嬷嬷让丫鬟们卸去她头上的发饰,又说了一些祝福的话语。
可他一句也没听进去,只知道该是他享用美色的时候了。
“明月,今日辛苦你了。”
“嗯。”
“那我们早些休息,如何?”
秦明月垂眸静坐,并未应声。
丁牧景又唤了她的名字,“可是我做错了事,又让你生气了?”
“没有。”她倏地站起,面色入寒三分,“我有事出去一趟。”
“什么?洞房花烛夜,你要去哪?”
笑话,他丁牧景就算是入赘秦家,也是秦家名正言顺的姑爷,更何况他这段日子里与她温情相待,也算对她有几分喜欢,怎么能容许她在新婚之夜将自己弃之于空房?
“片刻后便回。”她答非所问,很显然不愿意将具体事况告知于他。
“不行!”他心中一沉,拦在她身前,装出一副疑惑的模样,“你是担心我会对你图谋不轨?明月,我知道你累了,若是你不愿意,那我便不碰你。可是,可是你不该在这时候离开,这让府中仆从知晓了,我该如何面对流言?”
“我以瞬移灵阵过去,无人知晓。”秦明月后退一步,避开他的手,“你若是无辜,那就在这等着。”
“什么无辜?明月!”
丁牧景仍是一副不可置信的模样,眼看着她直接以传送阵消失,徒留他一个人站在空荡荡的婚房。
“……啧,本来还想留你一命,现在可是你自己要找死。
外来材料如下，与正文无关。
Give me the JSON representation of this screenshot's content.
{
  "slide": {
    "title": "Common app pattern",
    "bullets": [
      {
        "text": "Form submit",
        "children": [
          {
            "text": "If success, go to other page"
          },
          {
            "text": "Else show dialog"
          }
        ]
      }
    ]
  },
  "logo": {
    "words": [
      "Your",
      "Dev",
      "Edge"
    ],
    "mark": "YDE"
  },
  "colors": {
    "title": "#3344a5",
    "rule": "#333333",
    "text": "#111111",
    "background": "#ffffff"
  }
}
”
秦家宗祠,无形无色的壁障阵笼罩了这片院落。
秦明月推开院门时,这里依然是一片寂静。
“六年了,你们至今不敢露面?”
她的声音在周围回响,环顾一周,正厅与侧厅各自摆放着秦家嫡系与旁支的牌位,如同几十只眼睛在暗中注视着她。
“我秦家与你们无冤无仇,不过一张小小的图纸,竟能引得你们惦记数年……”她的语调骤然刺耳,刻骨的仇恨如同锋利的尖刀无时无刻不在折磨她的内心,“……勾结我的叔父,分离我的家族,逼死我的双亲,毒害我的弟弟!”
“可你们没想到,这座禁忌灵阵终是在我手里重现于世,你们想找到我的软肋威胁我,却发现如今的秦家只剩我孤身一人……嘁,你们无从下手了,只能想出这么个烂招数。”
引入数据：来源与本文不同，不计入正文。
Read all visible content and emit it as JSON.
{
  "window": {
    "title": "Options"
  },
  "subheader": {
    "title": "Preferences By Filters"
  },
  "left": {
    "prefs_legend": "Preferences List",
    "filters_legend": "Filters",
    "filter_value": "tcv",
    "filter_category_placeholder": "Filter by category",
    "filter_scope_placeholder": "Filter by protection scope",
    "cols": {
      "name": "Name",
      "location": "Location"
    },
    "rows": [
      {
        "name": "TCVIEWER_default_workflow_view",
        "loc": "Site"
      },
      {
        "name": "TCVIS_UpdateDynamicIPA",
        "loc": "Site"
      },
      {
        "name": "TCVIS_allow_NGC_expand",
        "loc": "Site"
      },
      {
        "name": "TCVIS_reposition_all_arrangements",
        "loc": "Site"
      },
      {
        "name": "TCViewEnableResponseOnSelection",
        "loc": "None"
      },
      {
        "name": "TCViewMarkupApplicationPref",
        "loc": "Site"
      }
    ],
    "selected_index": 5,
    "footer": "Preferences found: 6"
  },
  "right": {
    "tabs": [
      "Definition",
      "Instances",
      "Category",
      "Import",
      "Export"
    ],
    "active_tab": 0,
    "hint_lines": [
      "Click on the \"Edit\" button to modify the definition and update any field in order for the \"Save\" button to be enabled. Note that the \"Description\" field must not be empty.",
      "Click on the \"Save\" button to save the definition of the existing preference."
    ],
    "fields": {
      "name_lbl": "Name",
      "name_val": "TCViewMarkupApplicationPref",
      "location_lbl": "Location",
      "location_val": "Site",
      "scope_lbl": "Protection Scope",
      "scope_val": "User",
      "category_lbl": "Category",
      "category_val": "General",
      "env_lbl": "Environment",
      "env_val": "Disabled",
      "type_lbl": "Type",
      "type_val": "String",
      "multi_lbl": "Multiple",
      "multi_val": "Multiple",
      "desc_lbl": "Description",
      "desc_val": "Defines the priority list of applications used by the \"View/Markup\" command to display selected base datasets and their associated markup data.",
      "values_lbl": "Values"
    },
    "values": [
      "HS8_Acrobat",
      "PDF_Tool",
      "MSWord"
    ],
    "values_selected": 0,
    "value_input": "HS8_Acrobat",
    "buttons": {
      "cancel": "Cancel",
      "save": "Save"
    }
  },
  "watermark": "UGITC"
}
“让我猜猜,你们为什么不直接杀了我?因为秦家已是墨城三大势力之一?因为你们害怕我玉石俱焚?还是因为你们见不得光,只能像个蛆虫那般在黑暗的臭水沟里……”
话语未完,一把长剑破空而来。
秦明月早有所料地运功于五指,攥住剑尖,将其寸寸崩断。
“我当是谁,原来尽是些刍狗。”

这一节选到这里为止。